A Russian-made Soyuz rocket blasted a three-man crew into orbit on Monday, beginning the first manned voyage to the International Space Station since a mission in October was aborted in midair because of a rocket malfunction.
Last month, two astronauts from the U.S. and Russia were forced to make an emergency landing just two minutes after take-off when their Russian-made Soyuz rocket malfunctioned.
This will be the first launch of a manned spacecraft after the Soyuz-FG launch vehicle crash on October 11.
Since NASA retired the space shuttle in 2011, Russian Soyuz rockets have been the only way to get people to the International Space Station.

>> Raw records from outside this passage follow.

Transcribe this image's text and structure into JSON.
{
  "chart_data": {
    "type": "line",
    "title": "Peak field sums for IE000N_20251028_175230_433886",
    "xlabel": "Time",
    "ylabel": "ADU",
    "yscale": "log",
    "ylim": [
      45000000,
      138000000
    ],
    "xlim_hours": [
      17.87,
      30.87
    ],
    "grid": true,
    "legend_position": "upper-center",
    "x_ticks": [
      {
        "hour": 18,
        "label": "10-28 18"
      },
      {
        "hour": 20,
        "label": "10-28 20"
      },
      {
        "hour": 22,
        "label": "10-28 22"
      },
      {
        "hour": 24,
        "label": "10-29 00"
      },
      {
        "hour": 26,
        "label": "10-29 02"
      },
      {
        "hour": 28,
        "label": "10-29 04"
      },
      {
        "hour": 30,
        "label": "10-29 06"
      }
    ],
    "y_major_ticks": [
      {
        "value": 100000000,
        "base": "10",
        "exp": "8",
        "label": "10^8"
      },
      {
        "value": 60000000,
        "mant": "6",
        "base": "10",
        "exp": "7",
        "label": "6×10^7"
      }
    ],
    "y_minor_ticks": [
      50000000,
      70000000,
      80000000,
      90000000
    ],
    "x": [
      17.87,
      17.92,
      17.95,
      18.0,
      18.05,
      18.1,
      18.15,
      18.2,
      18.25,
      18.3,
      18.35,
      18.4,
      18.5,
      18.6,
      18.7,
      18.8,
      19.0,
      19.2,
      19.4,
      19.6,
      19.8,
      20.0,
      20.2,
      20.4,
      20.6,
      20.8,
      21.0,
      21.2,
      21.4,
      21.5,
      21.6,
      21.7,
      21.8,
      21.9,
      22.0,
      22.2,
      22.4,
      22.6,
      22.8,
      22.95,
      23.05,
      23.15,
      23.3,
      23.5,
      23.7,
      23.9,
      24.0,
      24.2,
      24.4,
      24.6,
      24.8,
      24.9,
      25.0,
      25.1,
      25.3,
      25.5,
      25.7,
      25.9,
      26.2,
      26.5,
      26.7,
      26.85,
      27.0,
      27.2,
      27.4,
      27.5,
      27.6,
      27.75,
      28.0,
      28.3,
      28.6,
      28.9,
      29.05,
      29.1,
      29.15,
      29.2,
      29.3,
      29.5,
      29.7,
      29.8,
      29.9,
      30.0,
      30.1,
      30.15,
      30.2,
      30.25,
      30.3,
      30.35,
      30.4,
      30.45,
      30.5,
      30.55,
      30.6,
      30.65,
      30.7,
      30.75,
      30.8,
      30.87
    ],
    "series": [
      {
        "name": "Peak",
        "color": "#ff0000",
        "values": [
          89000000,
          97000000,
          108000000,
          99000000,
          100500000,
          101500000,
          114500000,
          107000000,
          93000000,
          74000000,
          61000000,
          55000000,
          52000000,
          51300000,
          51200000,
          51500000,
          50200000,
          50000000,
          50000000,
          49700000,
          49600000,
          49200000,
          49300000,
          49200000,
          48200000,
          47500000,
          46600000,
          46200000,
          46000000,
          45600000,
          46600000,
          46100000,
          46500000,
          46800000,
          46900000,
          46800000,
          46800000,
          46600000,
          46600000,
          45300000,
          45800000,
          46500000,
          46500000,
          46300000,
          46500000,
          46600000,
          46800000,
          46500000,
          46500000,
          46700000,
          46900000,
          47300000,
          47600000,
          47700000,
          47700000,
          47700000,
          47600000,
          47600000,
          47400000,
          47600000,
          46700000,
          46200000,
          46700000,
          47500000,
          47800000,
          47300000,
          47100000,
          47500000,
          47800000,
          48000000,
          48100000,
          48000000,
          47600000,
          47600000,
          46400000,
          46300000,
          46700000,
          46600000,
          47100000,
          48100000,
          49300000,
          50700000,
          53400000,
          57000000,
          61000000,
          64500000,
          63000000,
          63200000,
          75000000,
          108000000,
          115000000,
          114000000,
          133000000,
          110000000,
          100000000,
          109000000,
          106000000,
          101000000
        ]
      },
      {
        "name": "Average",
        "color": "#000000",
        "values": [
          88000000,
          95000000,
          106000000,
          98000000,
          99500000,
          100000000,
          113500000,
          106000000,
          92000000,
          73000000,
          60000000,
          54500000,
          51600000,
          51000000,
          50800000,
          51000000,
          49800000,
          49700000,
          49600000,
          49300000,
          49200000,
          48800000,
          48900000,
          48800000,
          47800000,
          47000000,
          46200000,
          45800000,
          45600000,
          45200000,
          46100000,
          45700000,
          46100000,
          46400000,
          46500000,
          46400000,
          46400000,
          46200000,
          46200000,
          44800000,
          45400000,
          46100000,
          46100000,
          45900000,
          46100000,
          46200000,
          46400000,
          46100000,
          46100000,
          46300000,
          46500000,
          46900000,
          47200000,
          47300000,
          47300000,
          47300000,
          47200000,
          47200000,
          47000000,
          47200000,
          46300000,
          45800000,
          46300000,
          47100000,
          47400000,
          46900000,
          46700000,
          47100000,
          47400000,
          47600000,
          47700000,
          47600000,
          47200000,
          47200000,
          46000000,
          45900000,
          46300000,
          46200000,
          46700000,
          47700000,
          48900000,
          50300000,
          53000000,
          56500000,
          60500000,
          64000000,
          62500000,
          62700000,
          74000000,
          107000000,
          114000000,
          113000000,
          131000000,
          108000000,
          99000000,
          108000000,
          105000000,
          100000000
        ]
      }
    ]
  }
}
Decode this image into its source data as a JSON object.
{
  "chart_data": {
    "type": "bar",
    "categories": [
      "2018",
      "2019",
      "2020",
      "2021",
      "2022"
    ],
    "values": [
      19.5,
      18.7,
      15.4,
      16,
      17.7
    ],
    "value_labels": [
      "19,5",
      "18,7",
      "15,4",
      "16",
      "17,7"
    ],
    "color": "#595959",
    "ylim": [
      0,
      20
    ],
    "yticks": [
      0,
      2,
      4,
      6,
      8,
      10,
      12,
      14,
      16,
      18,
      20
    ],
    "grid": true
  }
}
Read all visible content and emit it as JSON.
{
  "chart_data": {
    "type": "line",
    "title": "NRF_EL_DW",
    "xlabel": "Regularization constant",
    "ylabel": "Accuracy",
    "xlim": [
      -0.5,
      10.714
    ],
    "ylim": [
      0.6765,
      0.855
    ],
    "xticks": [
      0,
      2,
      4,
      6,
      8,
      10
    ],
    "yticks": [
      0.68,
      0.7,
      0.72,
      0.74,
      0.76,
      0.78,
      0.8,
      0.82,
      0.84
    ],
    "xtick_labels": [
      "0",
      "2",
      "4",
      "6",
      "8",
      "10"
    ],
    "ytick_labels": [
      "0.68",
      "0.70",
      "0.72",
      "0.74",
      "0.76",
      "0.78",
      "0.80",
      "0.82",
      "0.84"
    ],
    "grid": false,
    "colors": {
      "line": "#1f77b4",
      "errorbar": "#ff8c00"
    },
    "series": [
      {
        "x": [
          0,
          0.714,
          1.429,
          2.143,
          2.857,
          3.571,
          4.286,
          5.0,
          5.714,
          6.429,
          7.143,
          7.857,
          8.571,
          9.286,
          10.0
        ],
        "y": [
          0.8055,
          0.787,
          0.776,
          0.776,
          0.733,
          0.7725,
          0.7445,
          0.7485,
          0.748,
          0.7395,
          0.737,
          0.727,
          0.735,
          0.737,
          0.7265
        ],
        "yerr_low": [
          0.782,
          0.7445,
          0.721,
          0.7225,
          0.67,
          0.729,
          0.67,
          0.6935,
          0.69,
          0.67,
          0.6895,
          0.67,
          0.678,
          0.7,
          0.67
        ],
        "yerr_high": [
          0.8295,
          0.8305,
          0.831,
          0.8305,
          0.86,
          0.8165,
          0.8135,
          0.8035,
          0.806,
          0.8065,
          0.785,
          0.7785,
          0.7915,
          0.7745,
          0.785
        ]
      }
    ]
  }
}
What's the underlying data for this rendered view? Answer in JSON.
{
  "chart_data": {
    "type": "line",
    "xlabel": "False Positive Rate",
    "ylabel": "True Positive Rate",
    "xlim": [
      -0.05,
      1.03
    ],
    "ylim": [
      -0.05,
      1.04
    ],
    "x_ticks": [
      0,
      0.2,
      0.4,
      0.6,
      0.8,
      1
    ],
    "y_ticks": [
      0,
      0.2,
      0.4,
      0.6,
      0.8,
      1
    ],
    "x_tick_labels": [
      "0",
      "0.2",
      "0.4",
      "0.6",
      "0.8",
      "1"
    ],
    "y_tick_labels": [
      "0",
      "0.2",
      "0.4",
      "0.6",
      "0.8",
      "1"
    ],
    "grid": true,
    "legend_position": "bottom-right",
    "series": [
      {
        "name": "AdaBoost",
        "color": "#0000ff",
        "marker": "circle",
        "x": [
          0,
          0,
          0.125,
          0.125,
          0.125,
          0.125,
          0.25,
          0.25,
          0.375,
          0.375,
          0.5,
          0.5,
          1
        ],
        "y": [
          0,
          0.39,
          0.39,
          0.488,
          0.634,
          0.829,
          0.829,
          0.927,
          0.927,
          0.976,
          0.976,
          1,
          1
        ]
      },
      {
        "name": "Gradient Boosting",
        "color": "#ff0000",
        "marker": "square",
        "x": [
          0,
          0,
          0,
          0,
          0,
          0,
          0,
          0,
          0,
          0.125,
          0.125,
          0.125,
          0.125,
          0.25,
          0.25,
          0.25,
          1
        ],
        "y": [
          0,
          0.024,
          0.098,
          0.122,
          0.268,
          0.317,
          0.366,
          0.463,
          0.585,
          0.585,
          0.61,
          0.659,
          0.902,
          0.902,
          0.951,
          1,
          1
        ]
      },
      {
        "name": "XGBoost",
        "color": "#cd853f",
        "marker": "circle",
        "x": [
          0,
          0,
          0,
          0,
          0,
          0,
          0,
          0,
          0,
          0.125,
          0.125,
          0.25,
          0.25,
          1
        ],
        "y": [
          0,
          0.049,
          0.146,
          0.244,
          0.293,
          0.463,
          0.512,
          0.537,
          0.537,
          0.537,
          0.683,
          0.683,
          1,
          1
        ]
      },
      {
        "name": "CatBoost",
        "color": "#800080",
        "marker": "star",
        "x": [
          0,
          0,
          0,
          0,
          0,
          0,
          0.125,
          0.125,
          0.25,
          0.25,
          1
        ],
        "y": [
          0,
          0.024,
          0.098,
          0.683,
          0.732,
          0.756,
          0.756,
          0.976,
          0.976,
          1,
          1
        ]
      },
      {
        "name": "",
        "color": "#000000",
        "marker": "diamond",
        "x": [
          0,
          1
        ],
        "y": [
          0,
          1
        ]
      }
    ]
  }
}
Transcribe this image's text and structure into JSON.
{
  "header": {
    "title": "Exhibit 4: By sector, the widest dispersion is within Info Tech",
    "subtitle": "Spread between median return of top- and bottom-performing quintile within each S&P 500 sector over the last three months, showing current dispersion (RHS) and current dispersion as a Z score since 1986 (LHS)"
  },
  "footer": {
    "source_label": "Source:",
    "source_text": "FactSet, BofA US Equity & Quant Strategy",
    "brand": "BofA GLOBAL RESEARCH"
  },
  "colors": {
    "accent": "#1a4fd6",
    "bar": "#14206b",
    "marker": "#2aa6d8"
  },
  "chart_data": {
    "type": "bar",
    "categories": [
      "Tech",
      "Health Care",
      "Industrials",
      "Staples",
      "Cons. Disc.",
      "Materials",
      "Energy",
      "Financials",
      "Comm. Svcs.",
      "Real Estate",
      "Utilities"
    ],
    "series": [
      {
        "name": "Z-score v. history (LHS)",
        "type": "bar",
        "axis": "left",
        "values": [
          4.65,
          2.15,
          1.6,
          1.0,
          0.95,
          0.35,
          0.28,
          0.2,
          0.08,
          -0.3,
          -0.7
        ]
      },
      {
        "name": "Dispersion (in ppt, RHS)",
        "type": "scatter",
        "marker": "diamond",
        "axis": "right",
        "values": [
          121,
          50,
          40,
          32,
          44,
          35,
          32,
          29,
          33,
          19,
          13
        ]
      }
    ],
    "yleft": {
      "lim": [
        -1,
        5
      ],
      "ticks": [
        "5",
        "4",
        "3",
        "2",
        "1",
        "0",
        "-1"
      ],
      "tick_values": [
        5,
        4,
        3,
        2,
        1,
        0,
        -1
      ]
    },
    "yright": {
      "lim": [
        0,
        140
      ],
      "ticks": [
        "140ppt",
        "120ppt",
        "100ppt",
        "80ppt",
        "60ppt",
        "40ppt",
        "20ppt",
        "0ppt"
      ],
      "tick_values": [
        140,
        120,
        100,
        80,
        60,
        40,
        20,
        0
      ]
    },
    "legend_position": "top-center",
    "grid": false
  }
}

NASA astronaut Anne McClain, David Saint-Jacques of the Canadian Space Agency and Oleg Kononenko of Russian space agency Roscosmos docked with the station at 11:33 p.m. (1723 GMT; 12:33 p.m. EST) Monday. They smiled and waved, with Saint-Jacques blowing kisses and giving the thumbs-up to a crowd of well-wishers.
It lifted off from Kazakhstan carrying Oleg Kononenko, a Russian, Anne McClain, of the United States, and David Saint-Jacques, of Canada.
Speaking before the trip on Sunday, crew commander Oleg Kononenko affirmed his crew "absolutely" trusted the flight's preparation.
"We are psychologically and technically prepared for blastoff and any situation which, God forbid, may occur on board", the 54-year-old said.
Anne McClain, a 39-year-old former military pilot, struck a similar note.
"Well, we have to loop around the earth", McClain said, adding "I'll be over Seattle in about the time it'll take you get back from the buses".
At the time of the launch, the ISS was flying about 250 miles over central Kazakhstan southwest of the capital of Astana, 405 miles ahead of the Soyuz as it leaves the launch pad.
Russian Federation said last month the October launch had failed because of a sensor that was damaged during assembly at the Baikonur cosmodrome but insisted the spacecraft remained reliable.
This was McClain and Saint-Jacques' first flight into space.
The Soyuz spacecraft is now the only vehicle that can ferry crews to the space station, but Russian Federation stands to lose that monopoly in the coming years with the arrival of SpaceX's Dragon and Boeing's Starliner crew capsules.